O	vestido	era	cai-cai	e	comprido,	com	pregas	de	tecido	à	volta	das	ancas.	Na
fotografia,	Shanna	envergava-o	numa	loja	de	vestidos	de	noiva	cheia	de	outros
vestidos	brancos.
Jule	soltou	ós	e	ás.	–	Posso	ver	o	teu	noivo?
–	Com	os	diabos,	se	podes.	Ele,	tipo,	arrasou	no	pedido	de	casamento	–	disse
Shanna.	–	Meteu	o	anel	num	dónute.	Anda	em	Direito.	Não	vou	ter	de	trabalhar
a	não	ser	que	queira.	–	Continuou.	A	falar,	a	falar.	Empunhou	o	telemóvel	para
mostrar	o	felizardo	a	sorrir	na	encosta	de	uma	montanha.
–	É	giro	como	tudo	–	disse	Jule.	Enfiou	a	mão	na	carteira	de	Shanna.	Tirou	a
carteira	do	dinheiro	e	meteu-a	no	seu	saco.	–	O	meu	namorado,	o	Paolo,	anda
de	mochila	às	costas	a	dar	a	volta	ao	mundo	–	prosseguiu.	–	Está	nas	Filipinas
neste	momento.	Dá	para	crer?	Então,	estou	em	Las	Vegas	com	a	minha	amiga.
Devia	 arranjar	 um	 tipo	 que	 queira	 assentar,	 não	 dar	 a	 volta	 ao	 mundo	 de
mochila	às	costas,	certo?	Se	quero	casar.
–	Se	é	o	que	queres	–	disse	Shanna	–	podes	decididamente	tê-lo.	Podes	ter	o
que	quiseres	se	te	focares	nisso.	Rezas	e,	tipo,	visualizas.
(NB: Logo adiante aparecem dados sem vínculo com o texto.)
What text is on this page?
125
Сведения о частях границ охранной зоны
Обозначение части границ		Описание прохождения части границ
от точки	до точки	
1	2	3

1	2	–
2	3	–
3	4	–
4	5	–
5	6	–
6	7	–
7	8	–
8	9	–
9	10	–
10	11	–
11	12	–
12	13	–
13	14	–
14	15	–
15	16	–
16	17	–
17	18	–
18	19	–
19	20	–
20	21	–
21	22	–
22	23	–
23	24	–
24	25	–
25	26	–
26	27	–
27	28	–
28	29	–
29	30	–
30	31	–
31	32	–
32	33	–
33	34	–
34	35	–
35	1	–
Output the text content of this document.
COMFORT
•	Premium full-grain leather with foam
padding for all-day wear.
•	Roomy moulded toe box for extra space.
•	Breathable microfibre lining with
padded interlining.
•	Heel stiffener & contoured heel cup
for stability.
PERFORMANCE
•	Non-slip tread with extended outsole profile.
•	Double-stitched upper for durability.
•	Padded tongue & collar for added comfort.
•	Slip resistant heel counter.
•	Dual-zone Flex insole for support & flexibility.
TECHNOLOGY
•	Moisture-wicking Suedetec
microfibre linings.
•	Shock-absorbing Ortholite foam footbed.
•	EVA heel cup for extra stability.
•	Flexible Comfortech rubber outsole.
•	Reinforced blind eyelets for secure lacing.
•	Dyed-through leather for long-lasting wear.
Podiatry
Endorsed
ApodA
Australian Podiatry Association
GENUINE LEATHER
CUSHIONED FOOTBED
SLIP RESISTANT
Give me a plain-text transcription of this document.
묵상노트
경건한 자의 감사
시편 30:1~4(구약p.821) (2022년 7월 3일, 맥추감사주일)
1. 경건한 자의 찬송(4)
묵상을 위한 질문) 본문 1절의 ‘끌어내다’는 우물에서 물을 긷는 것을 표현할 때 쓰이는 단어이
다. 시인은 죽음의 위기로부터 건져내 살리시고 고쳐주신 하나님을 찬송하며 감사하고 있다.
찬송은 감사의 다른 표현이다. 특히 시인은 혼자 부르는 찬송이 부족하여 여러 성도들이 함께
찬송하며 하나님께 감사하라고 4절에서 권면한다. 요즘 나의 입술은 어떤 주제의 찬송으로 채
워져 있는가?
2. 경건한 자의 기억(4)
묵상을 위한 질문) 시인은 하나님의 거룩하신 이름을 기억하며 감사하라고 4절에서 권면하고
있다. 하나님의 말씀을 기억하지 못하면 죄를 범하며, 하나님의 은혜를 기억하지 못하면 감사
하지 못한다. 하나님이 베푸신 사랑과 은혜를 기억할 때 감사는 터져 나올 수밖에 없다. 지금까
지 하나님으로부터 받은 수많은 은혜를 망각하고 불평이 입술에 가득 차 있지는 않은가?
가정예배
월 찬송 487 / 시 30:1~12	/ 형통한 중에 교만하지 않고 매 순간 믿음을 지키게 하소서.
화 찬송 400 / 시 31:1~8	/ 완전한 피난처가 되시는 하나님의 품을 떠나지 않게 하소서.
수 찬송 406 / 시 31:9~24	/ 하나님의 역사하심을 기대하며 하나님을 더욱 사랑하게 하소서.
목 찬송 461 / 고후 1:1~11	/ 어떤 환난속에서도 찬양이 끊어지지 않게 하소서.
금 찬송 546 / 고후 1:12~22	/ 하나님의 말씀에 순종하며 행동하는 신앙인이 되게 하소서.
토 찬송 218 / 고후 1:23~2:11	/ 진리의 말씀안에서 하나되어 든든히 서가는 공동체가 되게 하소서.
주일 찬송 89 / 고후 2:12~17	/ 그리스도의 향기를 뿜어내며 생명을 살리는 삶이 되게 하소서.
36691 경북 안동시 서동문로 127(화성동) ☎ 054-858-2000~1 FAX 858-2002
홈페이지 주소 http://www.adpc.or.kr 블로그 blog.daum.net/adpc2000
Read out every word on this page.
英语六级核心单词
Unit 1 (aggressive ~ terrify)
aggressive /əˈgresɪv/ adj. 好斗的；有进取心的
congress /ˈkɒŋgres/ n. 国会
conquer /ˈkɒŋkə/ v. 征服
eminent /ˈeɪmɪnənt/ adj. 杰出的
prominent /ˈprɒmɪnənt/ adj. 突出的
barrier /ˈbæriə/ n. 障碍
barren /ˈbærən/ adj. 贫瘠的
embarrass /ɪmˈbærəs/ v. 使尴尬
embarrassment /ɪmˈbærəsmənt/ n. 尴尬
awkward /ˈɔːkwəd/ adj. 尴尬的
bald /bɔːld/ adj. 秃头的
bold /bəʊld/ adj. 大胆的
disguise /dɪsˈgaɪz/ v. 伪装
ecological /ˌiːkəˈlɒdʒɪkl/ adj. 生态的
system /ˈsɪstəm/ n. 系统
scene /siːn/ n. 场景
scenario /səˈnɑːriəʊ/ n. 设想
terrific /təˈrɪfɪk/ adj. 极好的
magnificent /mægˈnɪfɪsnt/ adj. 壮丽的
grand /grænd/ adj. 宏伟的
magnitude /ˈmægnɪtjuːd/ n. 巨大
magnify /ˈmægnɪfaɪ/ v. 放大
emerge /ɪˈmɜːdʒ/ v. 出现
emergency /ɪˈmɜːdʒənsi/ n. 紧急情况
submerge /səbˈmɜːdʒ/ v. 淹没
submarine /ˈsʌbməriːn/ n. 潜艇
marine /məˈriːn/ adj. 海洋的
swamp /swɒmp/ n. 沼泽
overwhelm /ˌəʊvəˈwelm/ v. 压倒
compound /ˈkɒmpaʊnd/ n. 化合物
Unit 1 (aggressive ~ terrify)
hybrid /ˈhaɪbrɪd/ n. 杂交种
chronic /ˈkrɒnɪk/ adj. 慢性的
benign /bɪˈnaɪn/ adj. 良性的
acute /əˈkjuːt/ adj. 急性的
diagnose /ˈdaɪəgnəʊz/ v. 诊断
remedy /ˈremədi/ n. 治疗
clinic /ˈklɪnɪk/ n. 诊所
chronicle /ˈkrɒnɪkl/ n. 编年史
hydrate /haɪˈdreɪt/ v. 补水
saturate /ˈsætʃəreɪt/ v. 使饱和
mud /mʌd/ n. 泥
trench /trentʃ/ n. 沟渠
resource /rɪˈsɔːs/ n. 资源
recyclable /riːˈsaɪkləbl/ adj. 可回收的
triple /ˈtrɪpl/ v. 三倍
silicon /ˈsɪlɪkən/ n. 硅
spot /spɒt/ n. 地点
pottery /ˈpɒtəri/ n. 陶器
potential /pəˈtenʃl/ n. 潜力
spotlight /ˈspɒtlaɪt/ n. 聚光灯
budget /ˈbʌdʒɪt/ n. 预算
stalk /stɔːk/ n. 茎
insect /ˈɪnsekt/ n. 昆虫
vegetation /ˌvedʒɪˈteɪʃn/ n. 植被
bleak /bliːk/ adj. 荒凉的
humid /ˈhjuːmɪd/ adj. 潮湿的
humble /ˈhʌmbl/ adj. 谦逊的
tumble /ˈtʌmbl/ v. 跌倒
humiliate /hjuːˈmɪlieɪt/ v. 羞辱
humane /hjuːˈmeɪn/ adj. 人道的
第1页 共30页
–	Visualização	–	disse	uma	das	damas-de-honor.	 –	Fomos	 a	um	workshop.
Resulta	mesmo.
–	Ouçam	–	disse	Jule	–,	a	razão	por	que	vim	falar	com	vocês	foi	para	ver	se
podiam	emprestar-me	um	 telemóvel.	O	meu	está	 sem	bateria.	 Importavam-se
muito?
Shanna	 passou-lhe	 o	 seu	 telemóvel	 para	 as	 mãos	 e	 Jule	 enviou	 uma
mensagem	 para	 um	 número	 ao	 acaso.	 «Encontramo-nos	 às	 10:15	 no
Cheesecake	Factory».	Devolveu	o	telemóvel	a	Shanna.	–	Obrigada.	Vais	ser	a
noiva	mais	linda.
–	Tu	também,	minha	doçura	–	disse	Shanna.	–	Um	dia	em	breve.
As	raparigas	da	despedida	de	solteira	acenaram-lhe.